The house was stinkingly modern inside, scarily bare. Lavender tolerated one light, the lamp beside the couch, and cringed from even that as she lay there.
Vulnavia lit a cigarette, gestured towards the door. "I'm going."
"Oh, don't," she said, summoning energy, sitting up. "Stay. Where's Worm?"
"He's in the car. Sleeping. Don't tell me to stay," he muttered. Lavender rose to her feet and tottered towards him. "I don't even want to look at you right now."
Lavender curled her arms around Vool's shoulders, using him for support. "I'll buy you a new... hubcap." She snickered and pressed her face into his shoulder.
"No, get off me."
"Admit you enjoyed it."
"If you remember it tomorrow I'll admit it," said Vool, trying to remove Lavender from himself.

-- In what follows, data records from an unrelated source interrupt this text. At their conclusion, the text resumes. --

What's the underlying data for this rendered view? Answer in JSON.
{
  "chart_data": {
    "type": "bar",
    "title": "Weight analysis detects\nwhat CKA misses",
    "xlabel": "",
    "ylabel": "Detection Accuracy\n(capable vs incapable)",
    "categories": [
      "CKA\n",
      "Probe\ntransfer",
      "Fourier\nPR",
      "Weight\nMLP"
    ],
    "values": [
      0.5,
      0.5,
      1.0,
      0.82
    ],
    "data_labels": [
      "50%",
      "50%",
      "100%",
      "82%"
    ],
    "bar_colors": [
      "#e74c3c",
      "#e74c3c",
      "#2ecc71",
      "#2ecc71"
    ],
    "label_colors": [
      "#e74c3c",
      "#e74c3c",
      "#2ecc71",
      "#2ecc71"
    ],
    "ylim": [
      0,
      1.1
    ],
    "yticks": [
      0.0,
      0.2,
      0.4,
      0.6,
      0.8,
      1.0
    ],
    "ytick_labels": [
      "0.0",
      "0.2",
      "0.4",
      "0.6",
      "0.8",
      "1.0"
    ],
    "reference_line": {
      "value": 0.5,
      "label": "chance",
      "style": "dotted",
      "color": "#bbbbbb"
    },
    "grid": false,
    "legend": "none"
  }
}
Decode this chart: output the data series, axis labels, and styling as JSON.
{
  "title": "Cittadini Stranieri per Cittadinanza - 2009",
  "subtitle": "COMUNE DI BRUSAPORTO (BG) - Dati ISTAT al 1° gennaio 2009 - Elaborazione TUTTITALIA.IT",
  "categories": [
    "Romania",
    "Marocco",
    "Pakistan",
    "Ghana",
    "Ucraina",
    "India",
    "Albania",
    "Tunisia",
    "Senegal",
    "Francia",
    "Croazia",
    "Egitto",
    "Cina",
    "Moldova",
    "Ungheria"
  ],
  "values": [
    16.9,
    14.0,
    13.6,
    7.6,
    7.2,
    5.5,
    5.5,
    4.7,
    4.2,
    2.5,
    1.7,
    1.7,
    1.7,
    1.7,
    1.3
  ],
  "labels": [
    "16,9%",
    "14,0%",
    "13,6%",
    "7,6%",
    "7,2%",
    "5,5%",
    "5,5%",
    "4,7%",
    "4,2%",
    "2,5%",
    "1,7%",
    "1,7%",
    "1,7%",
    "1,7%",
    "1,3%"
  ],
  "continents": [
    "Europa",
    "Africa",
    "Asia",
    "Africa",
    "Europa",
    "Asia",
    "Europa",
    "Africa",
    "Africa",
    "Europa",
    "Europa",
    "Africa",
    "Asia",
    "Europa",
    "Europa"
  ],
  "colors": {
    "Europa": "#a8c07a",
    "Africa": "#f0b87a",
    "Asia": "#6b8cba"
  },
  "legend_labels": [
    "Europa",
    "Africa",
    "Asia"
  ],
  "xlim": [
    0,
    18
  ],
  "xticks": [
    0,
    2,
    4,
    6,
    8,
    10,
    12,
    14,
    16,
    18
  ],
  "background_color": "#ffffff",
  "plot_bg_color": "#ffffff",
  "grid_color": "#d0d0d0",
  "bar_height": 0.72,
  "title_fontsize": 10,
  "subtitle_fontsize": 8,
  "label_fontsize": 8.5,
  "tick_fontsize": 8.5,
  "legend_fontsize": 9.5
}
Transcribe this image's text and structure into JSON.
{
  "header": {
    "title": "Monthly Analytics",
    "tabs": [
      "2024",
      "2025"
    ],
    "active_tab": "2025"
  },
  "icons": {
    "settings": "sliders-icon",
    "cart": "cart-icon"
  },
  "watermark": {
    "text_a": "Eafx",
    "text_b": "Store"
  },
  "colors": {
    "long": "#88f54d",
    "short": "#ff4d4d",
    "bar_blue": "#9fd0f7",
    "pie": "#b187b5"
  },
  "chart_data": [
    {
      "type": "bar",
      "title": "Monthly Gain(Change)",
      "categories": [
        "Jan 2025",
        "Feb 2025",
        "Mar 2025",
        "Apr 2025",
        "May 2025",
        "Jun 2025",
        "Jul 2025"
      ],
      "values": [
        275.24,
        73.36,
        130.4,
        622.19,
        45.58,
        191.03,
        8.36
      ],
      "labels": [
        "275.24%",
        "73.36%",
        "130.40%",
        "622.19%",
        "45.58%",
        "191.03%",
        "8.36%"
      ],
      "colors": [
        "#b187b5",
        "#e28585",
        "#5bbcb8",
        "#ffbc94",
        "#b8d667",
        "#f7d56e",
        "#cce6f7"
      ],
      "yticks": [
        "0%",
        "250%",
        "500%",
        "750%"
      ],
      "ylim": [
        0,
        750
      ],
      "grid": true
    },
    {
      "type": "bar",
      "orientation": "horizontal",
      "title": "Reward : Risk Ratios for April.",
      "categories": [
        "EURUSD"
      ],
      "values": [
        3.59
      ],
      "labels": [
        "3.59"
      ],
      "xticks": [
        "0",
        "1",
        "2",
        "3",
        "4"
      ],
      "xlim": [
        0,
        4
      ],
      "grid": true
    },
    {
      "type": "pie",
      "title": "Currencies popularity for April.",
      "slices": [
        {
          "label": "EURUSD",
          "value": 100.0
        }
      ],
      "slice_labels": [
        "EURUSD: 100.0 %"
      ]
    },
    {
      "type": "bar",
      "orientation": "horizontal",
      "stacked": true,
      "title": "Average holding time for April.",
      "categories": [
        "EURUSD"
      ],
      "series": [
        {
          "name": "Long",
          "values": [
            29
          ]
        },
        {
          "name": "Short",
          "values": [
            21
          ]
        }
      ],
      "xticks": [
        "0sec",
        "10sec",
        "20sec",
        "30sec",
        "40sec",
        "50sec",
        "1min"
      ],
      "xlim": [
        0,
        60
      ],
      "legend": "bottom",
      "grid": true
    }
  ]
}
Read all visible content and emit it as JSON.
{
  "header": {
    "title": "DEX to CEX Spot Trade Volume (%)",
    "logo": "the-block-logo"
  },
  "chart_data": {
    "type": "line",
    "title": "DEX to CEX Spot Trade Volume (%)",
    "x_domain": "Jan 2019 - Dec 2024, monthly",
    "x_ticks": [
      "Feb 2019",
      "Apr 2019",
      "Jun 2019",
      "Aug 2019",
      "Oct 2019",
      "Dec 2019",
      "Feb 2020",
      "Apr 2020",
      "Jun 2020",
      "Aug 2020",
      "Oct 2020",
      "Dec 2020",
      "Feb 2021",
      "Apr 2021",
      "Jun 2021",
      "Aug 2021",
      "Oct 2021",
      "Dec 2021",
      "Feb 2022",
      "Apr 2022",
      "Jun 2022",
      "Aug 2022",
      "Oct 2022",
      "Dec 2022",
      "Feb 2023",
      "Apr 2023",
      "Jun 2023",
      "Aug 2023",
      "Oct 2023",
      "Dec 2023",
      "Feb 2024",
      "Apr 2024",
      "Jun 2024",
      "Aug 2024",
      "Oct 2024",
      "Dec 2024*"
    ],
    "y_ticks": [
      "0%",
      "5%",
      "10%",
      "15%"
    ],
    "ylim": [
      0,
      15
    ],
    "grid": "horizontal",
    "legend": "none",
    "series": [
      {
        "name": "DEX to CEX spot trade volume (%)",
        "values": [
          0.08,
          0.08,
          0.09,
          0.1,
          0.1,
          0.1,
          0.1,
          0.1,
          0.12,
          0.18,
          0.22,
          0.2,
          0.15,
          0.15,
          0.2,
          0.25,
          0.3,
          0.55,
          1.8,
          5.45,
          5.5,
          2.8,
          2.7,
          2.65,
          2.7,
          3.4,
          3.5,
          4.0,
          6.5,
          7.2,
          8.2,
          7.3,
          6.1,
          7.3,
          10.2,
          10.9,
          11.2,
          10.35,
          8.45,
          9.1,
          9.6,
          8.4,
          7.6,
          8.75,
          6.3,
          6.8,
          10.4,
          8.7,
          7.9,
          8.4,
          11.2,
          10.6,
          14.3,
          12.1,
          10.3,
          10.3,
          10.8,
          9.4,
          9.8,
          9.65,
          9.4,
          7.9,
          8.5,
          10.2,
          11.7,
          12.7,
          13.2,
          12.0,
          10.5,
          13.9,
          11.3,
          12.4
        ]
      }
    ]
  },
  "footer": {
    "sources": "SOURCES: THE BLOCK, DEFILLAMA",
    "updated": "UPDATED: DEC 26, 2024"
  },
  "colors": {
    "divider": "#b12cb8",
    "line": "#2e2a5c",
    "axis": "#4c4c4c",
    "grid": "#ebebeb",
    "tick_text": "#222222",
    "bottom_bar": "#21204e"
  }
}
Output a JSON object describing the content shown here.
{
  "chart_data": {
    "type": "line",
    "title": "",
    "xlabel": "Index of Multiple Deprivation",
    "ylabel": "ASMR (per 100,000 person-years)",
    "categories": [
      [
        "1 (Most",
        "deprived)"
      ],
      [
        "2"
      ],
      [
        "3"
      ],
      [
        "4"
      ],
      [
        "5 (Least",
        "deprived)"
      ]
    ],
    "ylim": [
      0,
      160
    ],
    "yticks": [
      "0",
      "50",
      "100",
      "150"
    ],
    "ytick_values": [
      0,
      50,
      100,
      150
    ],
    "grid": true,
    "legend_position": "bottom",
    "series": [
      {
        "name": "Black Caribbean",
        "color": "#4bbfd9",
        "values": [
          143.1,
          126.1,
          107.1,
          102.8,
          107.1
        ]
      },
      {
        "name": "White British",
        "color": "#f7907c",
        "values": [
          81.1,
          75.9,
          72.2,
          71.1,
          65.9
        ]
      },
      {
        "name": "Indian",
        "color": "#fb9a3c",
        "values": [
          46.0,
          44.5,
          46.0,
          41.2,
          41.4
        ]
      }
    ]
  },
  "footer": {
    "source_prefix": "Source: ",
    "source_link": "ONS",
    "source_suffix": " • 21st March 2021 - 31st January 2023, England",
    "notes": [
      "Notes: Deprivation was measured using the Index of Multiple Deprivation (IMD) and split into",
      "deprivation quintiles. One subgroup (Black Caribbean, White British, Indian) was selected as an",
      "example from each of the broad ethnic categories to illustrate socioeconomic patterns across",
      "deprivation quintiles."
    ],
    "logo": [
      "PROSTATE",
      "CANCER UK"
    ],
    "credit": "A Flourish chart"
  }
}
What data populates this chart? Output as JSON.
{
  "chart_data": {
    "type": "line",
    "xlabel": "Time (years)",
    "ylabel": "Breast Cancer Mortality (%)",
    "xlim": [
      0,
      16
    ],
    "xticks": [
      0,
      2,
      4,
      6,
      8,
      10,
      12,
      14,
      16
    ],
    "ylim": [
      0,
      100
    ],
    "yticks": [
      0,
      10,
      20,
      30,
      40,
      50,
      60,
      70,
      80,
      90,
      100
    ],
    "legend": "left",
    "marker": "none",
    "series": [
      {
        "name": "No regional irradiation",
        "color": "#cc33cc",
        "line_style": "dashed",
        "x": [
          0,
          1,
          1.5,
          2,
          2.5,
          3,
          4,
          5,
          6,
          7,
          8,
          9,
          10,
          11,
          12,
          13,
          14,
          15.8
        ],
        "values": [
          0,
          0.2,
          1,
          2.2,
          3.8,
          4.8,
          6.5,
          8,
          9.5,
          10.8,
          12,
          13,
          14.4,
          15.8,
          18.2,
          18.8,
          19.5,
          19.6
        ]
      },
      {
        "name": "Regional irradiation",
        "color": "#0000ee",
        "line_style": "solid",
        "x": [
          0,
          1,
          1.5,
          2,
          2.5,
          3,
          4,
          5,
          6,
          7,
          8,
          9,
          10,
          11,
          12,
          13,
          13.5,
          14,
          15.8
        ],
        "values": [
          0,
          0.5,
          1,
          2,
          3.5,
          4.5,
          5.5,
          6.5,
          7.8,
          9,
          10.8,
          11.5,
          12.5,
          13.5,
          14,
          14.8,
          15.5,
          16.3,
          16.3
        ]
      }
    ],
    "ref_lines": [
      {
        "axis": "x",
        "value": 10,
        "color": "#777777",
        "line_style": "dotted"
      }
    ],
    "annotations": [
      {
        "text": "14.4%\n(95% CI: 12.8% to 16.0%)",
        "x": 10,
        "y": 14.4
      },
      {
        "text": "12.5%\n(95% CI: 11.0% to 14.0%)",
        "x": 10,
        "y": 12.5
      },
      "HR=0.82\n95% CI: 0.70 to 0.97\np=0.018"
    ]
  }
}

"Stay," she repeated more gently, lowering her lashes.
Vool focused, regarding her. "I tried it once."
"Everybody tries it once," Lavender replied. She watched him back, then relinquished her hold. Vulnavia paused, wondered if he'd said something wrong.
"I gotta go," he said, slipping out of her arms. As he turned, Lavender grabbed his ass, pinching hard. "Ow! Fucker." Lavender grinned at him crazily. He started to say something, decided not to waste his time trying to chasten her, and left.
Long after she heard the car pull away she was standing there.
She spent the hour before sunrise on the back porch, flinging videotapes of TV shows into the air and shooting them down with her Beretta. The tapes ran out before the rounds did. Then she went back inside, eyed the television warningly, and went to sleep. In late afternoon she rose to have a bath.